La plupart des observateurs au fait de la situation en Palestine, conviennent que l’expansion des colonies israéliennes a mis à mal toutes les perspectives pour l’établissement d’un État palestinien indépendant. En d’autres termes, cette expansion coloniale a effectivement enterré la solution de deux États.

Dans le même temps, peu de gens nieront qu’il y a une compréhension générale et profonde que le processus de négociation a échoué et que les Accords d’Oslo ont été désastreux pour la lutte nationale palestinienne. Ces accords avaient été essentiellement compris comme des accords intérimaires et ouvrant la voie vers une solution durable. Au lieu de cela, cette voie a mené les Palestiniens à une impasse, alors qu’ils rêvaient d’un État indépendant.

Le processus d’Oslo était parfaitement adapté aux objectifs des Israéliens. Les sionistes ont toujours considéré la question palestinienne comme une question démographique. Leur solution n’était jamais un État palestinien souverain, mais plutôt une entité autonome fragile et dépendante, chargée d’épauler les forces d’occupation et de soutenir son ordre socio-économique d’apartheid. Le processus d’Oslo a fourni à Israël tout le temps nécessaire pour étendre ses colonies, judaïser et annexer la majeure partie de la Cisjordanie. Il a également donné à Israël les moyens de contenir le mouvement palestinien de libération, et finalement de diviser profondément les forces nationales palestiniennes.

Du point de vue de l’intérêt des Palestiniens, Oslo est un échec patenté, et représente un énorme avantage pour les objectifs israéliens. Il est peu étonnant que Dov Weinglass l’ait considéré comme un coup de génie.

Les Palestiniens découvrirent avec consternation que l’objectif unique d’Oslo et du processus de négociation était de maintenir le statu quo et de préserver un déséquilibre des forces qui permettait à Israël de mettre en ?uvre la judaïsation sioniste de la Palestine. Utilisant Oslo comme une façade, Israël pouvait réaliser en Cisjordanie ce qu’il a fait dans les territoires de 1948, progressant lentement mais avec les nouvelles techniques disponibles.

Le danger auquel font face les Palestiniens est aujourd’hui de considérer - en étant poussés à cela par des représentants de divers gouvernements étrangers agissant au nom d’Israël - que puisqu’un État indépendant est maintenant impossible, la seule alternative réaliste serait d’accepter une nouvelle phase transitoire. Ceci devrait alors être emballé de façon à ressembler à un État avec des frontières provisoires, ou vendu avec un nouveau processus de négociation sans horizons définis.
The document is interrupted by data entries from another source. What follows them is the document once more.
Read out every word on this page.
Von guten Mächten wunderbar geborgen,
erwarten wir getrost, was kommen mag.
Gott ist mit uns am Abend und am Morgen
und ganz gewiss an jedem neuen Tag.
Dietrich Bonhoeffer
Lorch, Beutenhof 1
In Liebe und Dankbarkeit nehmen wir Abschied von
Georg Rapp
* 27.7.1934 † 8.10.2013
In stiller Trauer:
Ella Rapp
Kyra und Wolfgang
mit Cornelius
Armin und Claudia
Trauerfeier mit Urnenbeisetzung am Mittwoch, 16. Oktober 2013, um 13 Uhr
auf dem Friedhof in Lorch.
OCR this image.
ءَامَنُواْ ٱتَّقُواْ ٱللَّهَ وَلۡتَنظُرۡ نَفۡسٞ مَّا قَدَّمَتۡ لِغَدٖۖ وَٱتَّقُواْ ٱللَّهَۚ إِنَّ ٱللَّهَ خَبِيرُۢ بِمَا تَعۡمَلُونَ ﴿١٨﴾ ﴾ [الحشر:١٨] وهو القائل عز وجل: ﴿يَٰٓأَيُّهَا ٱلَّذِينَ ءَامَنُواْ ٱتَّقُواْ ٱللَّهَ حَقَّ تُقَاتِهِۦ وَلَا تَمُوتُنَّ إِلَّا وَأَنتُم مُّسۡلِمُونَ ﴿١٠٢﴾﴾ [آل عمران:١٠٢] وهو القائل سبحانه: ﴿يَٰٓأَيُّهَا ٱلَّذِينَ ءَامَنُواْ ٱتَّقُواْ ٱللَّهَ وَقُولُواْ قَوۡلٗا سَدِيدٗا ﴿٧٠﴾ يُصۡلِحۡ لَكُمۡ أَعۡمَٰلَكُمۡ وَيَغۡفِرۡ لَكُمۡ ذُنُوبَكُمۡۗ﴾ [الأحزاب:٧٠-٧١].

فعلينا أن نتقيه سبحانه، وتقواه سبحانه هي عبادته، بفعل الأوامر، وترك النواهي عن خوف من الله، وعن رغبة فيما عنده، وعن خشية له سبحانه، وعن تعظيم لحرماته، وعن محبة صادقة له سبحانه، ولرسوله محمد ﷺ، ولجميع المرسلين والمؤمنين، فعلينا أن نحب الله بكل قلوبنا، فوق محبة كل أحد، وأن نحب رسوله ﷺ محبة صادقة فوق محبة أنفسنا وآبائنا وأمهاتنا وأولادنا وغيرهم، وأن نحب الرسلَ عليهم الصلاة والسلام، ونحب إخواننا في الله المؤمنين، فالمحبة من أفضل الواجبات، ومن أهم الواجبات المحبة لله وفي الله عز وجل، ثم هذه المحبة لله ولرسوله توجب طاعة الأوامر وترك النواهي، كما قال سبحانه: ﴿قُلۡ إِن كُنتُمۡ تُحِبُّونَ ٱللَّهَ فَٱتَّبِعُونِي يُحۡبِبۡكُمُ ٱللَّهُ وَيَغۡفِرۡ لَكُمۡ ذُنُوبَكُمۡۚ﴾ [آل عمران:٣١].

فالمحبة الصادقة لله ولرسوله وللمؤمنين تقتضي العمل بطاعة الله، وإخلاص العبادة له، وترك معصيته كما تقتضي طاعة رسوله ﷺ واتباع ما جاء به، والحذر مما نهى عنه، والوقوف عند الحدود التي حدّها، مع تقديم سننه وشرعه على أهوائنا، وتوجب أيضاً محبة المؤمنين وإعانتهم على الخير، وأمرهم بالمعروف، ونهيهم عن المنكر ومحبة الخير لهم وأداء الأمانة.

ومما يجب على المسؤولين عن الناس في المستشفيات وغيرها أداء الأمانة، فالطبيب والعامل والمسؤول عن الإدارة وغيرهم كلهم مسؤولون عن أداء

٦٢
Les Palestiniens « réalistes » qui sont tombés dans ce panneau manquent non seulement de foi dans la capacité du peuple palestinien à faire face à la tyrannie, mais ils sont également motivés par leurs intérêts personnels à courte vue qui s’accordent avec de tels projets. Bien qu’ils ne représentent qu’une petite fraction, c’est un groupe dont les intérêts exigent le maintien du status quo.

Le premier but de la politique israélienne est de s’assurer que les Palestiniens et ceux qui les soutiennent restent trop faibles pour arrêter l’expansion israélienne, stopper la judaïsation et empêcher l’annexion de fait des colonies, dans l’espoir que cela finira par chasser la plupart des Palestiniens.

Les responsables politiques israéliens ne craignent qu’une seule chose : une vraie alternative à un État palestinien indépendant, ou solution dite à deux États : je veux parler d’un seul État démocratique dans lequel tous les citoyens possèdent des droits et des devoirs identiques.

Quoi qu’en pensent quelques intellectuels rêveurs, cette alternative ne peut pas naître de rien ni se maintenir dans un vide. Elle exige une nouvelle vision stratégique et un plan de travail concret, qui réunissent des Palestiniens autour de leurs buts nationaux et mettent fin à la fragmentation qui empire de jour en jour.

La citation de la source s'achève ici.